One evening, as rain lashed against the window and the wind moaned through the eaves, she could bear it no longer. She pressed her forehead against the cool glass and whispered into the darkness, "Do you still think of me?"

Her chest tightened with the fear of the answer.

The following morning dawned pale and bleak. She woke with heaviness in her limbs, dragging herself through her chores until at last she heard it — the familiar clatter of hooves and the creak of wheels upon gravel. Her heart leapt painfully.

She rushed to the door as the post rider dismounted. For a moment, she dared not breathe, afraid to hope. And then he handed her a letter — his handwriting unmistakable, bold and sure upon the envelope.

Her fingers trembled as she broke the seal. The words within blurred as tears filled her eyes, but slowly, line by line, she read.

He spoke of the storm that surrounded him, of his father's accusations, of his sister's warnings. He spoke of the weight of duty pressing upon his shoulders, the expectations of a family who would see love as weakness.

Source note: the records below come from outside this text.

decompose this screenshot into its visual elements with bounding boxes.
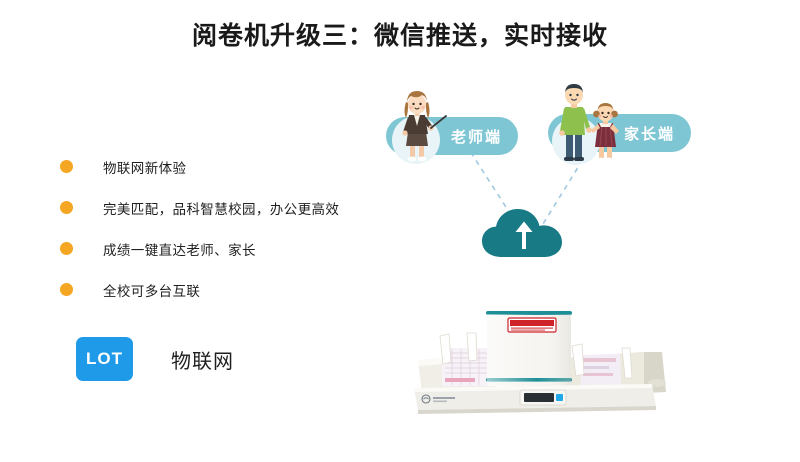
scanner-machine	[404, 300, 696, 420]
iot-badge-block: LOT 物联网	[76, 337, 234, 381]
list-item: 成绩一键直达老师、家长	[60, 228, 390, 269]
list-item: 完美匹配，品科智慧校园，办公更高效	[60, 187, 390, 228]
iot-label: 物联网	[171, 345, 234, 374]
node-parent-label: 家长端	[624, 123, 691, 144]
teacher-figure	[386, 88, 458, 168]
bullet-list: 物联网新体验 完美匹配，品科智慧校园，办公更高效 成绩一键直达老师、家长 全校可…	[60, 146, 390, 310]
bullet-dot-icon	[60, 283, 73, 296]
page-title: 阅卷机升级三：微信推送，实时接收	[0, 16, 800, 52]
iot-badge-text: LOT	[86, 349, 123, 369]
bullet-text: 全校可多台互联	[103, 280, 200, 300]
bullet-text: 物联网新体验	[103, 157, 186, 177]
bullet-text: 完美匹配，品科智慧校园，办公更高效	[103, 198, 339, 218]
bullet-dot-icon	[60, 160, 73, 173]
list-item: 物联网新体验	[60, 146, 390, 187]
slide-canvas: 阅卷机升级三：微信推送，实时接收 物联网新体验 完美匹配，品科智慧校园，办公更高…	[0, 0, 800, 462]
bullet-dot-icon	[60, 201, 73, 214]
cloud-upload-icon	[478, 203, 570, 265]
list-item: 全校可多台互联	[60, 269, 390, 310]
node-teacher-label: 老师端	[451, 126, 518, 147]
bullet-dot-icon	[60, 242, 73, 255]
parent-and-child-figure	[550, 83, 628, 169]
bullet-text: 成绩一键直达老师、家长	[103, 239, 256, 259]
iot-badge-icon: LOT	[76, 337, 133, 381]
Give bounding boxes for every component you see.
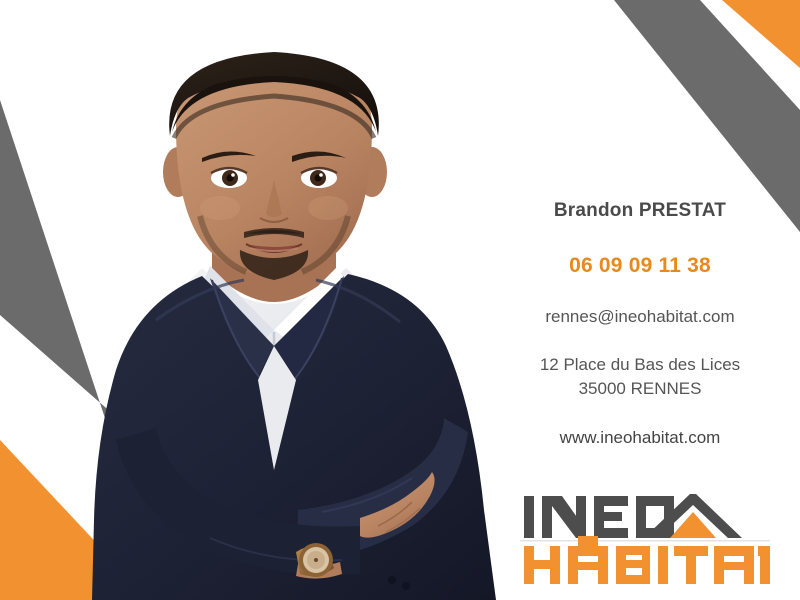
contact-phone[interactable]: 06 09 09 11 38 <box>488 253 792 278</box>
contact-block: Brandon PRESTAT 06 09 09 11 38 rennes@in… <box>488 200 792 448</box>
address-line-2: 35000 RENNES <box>488 377 792 401</box>
logo-divider <box>520 540 770 542</box>
business-card: Brandon PRESTAT 06 09 09 11 38 rennes@in… <box>0 0 800 600</box>
contact-website[interactable]: www.ineohabitat.com <box>488 427 792 448</box>
portrait-illustration <box>60 40 520 600</box>
ineo-habitat-logo[interactable] <box>520 488 770 588</box>
logo-habitat-text <box>524 536 770 584</box>
orange-corner-triangle <box>722 0 800 68</box>
contact-address: 12 Place du Bas des Lices 35000 RENNES <box>488 353 792 401</box>
contact-email[interactable]: rennes@ineohabitat.com <box>488 306 792 327</box>
contact-name: Brandon PRESTAT <box>488 200 792 223</box>
address-line-1: 12 Place du Bas des Lices <box>488 353 792 377</box>
portrait-photo <box>60 40 520 600</box>
gray-diagonal-stripe-right <box>614 0 800 232</box>
logo-graphic <box>520 488 770 588</box>
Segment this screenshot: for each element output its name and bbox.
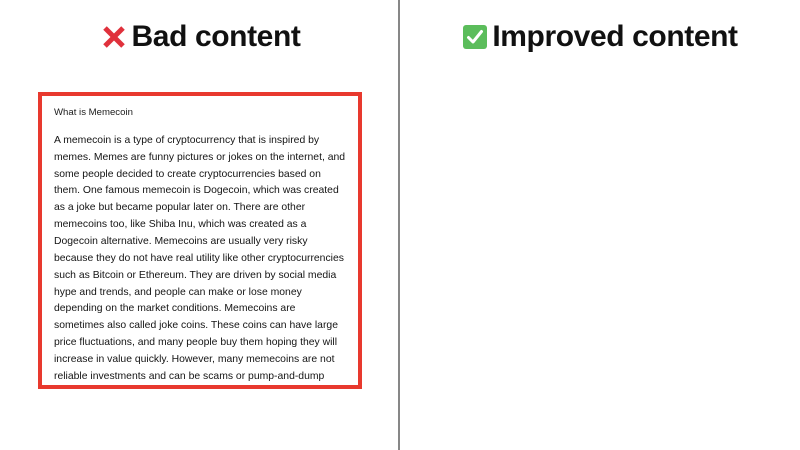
comparison-slide: Bad content What is Memecoin A memecoin …: [0, 0, 800, 450]
bad-content-doc-title: What is Memecoin: [54, 106, 346, 120]
bad-content-textbox: What is Memecoin A memecoin is a type of…: [38, 92, 362, 389]
bad-content-doc-body: A memecoin is a type of cryptocurrency t…: [54, 133, 346, 389]
bad-content-panel: Bad content What is Memecoin A memecoin …: [0, 0, 400, 450]
white-check-mark-icon: [462, 24, 488, 50]
improved-content-header: Improved content: [400, 0, 800, 58]
cross-mark-icon: [100, 23, 128, 51]
improved-content-title: Improved content: [492, 22, 737, 52]
bad-content-header: Bad content: [0, 0, 400, 58]
bad-content-title: Bad content: [132, 22, 301, 52]
improved-content-panel: Improved content •••🐸 What Is a Memecoin…: [400, 0, 800, 450]
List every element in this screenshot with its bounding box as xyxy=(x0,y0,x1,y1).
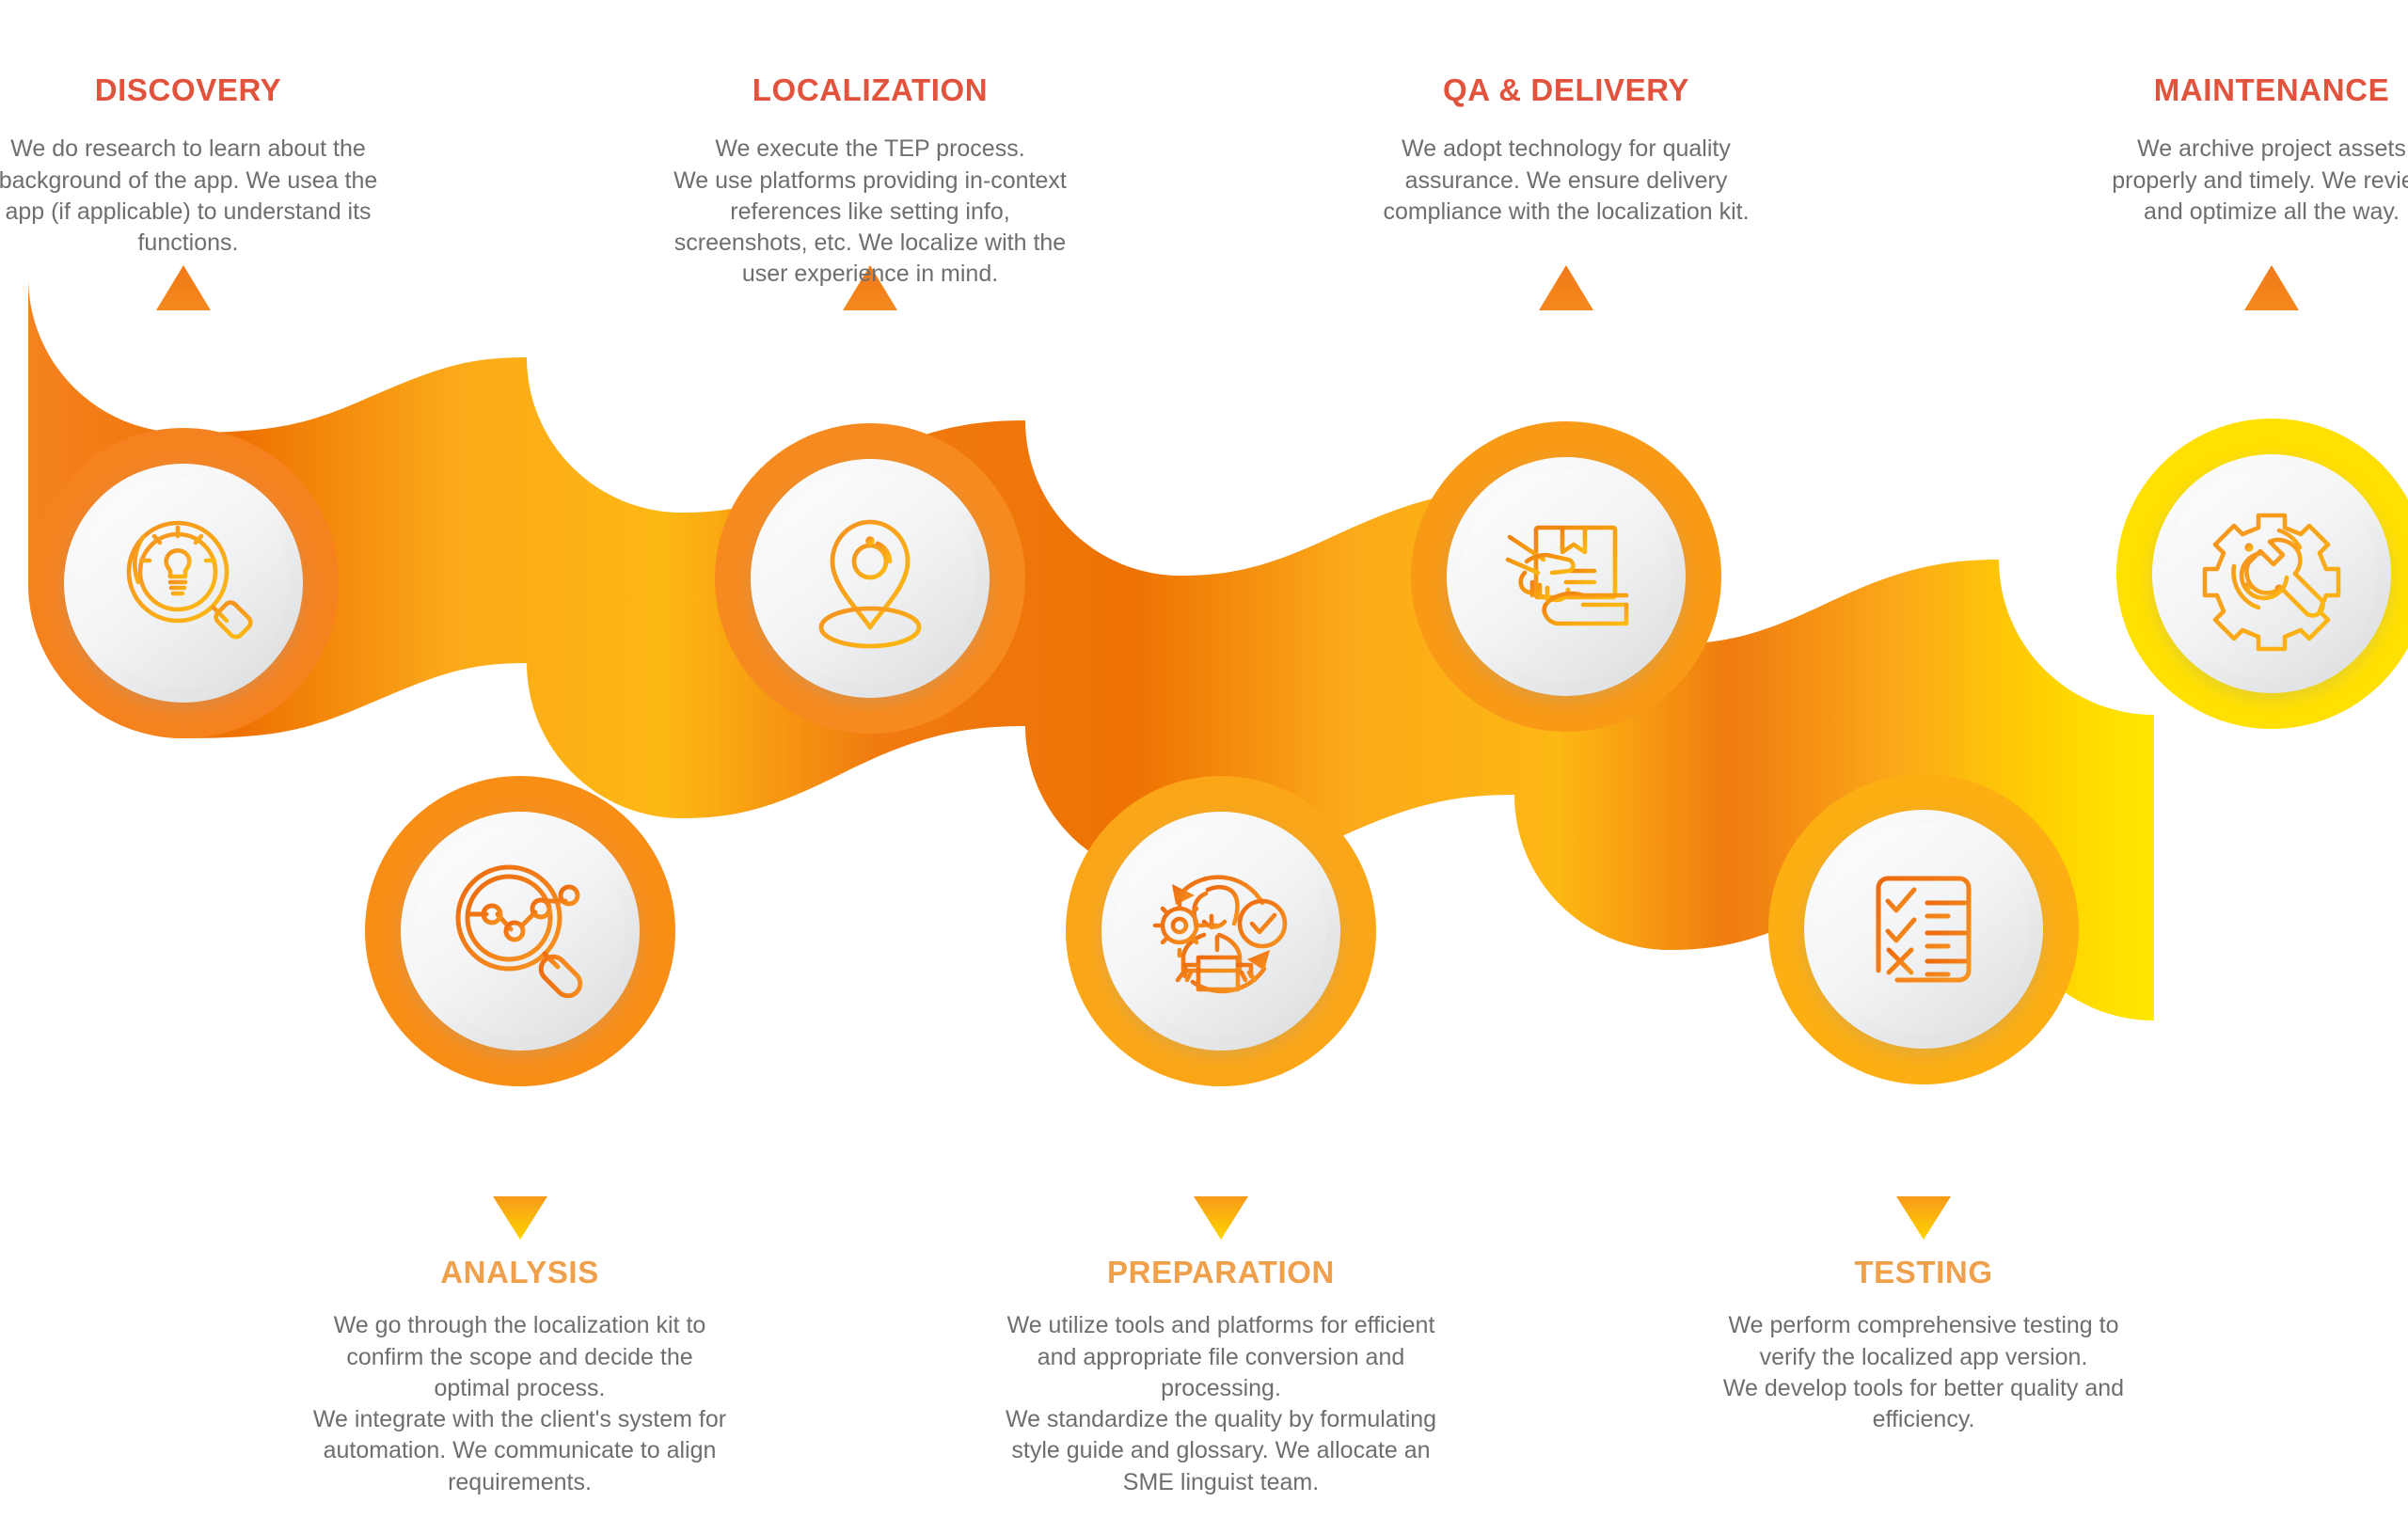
step-description-discovery: We do research to learn about the backgr… xyxy=(0,134,386,259)
step-circle-testing[interactable] xyxy=(1768,774,2079,1084)
arrow-down-testing xyxy=(1896,1087,1951,1240)
infographic-canvas: DISCOVERY We do research to learn about … xyxy=(0,0,2408,1534)
arrow-down-preparation xyxy=(1194,1089,1248,1240)
step-title-preparation: PREPARATION xyxy=(986,1256,1456,1289)
step-text-qa-delivery: QA & DELIVERY We adopt technology for qu… xyxy=(1369,73,1764,228)
step-description-localization: We execute the TEP process. We use platf… xyxy=(673,134,1068,290)
step-description-testing: We perform comprehensive testing to veri… xyxy=(1693,1310,2154,1435)
step-description-analysis: We go through the localization kit to co… xyxy=(296,1310,743,1498)
step-description-qa-delivery: We adopt technology for quality assuranc… xyxy=(1369,134,1764,228)
arrow-down-analysis xyxy=(493,1089,547,1240)
step-text-discovery: DISCOVERY We do research to learn about … xyxy=(0,73,386,259)
step-description-maintenance: We archive project assets properly and t… xyxy=(2074,134,2408,228)
step-title-localization: LOCALIZATION xyxy=(673,73,1068,107)
step-circle-qa-delivery[interactable] xyxy=(1411,421,1721,732)
step-circle-analysis[interactable] xyxy=(365,776,675,1086)
step-text-maintenance: MAINTENANCE We archive project assets pr… xyxy=(2074,73,2408,228)
step-description-preparation: We utilize tools and platforms for effic… xyxy=(986,1310,1456,1498)
step-title-analysis: ANALYSIS xyxy=(296,1256,743,1289)
step-title-testing: TESTING xyxy=(1693,1256,2154,1289)
step-title-discovery: DISCOVERY xyxy=(0,73,386,107)
step-text-preparation: PREPARATION We utilize tools and platfor… xyxy=(986,1256,1456,1498)
step-text-localization: LOCALIZATION We execute the TEP process.… xyxy=(673,73,1068,291)
step-circle-preparation[interactable] xyxy=(1066,776,1376,1086)
step-circle-maintenance[interactable] xyxy=(2116,419,2408,729)
step-title-maintenance: MAINTENANCE xyxy=(2074,73,2408,107)
step-text-analysis: ANALYSIS We go through the localization … xyxy=(296,1256,743,1498)
step-text-testing: TESTING We perform comprehensive testing… xyxy=(1693,1256,2154,1435)
arrow-up-qa-delivery xyxy=(1539,265,1593,419)
step-title-qa-delivery: QA & DELIVERY xyxy=(1369,73,1764,107)
arrow-up-discovery xyxy=(156,265,211,425)
arrow-up-maintenance xyxy=(2244,265,2299,417)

But most of all, he spoke of her.

You are not an entanglement, nor a folly. You are my heart. No family, no distance, no duty shall sever me from you. Even in the shadow of expectation, I remain yours.

She pressed the letter to her lips, her tears spilling freely now, not from despair but from relief so sharp it hurt. The silence that had haunted her was broken, and in its place was the echo of his vow.

She read it again, and again, each word sinking deep into her soul, until she could almost hear his voice as though he stood beside her. The fear that had gnawed at her for weeks dissolved into something steadier, fiercer: resolve.

If he was fighting against the tide of his family, then she too would fight against the tide of loneliness. She would not let despair undo what they had built. Their love had survived absence before; it could endure again.

That night, she wrote her reply with a renewed hand. The words flowed easily, no longer tainted by doubt. She wrote of her pride in him, of her belief in his strength, of her own vow to stand unyielding.

If the world seeks to pull us apart, let it try. It shall not succeed. For even as the candle burns low, I will wait, and I will hope, and I will love you still.

When she sealed the letter, she did so with a steadiness she had not felt in weeks. The candle beside her flickered, its flame bright despite the draught. And for the first time in many nights, she allowed herself to sleep with a smile, the letter clutched to her chest.

Outside, the rain had ceased, and though the night sky remained clouded, she dreamed of dawn — a dawn that would bring them together once more.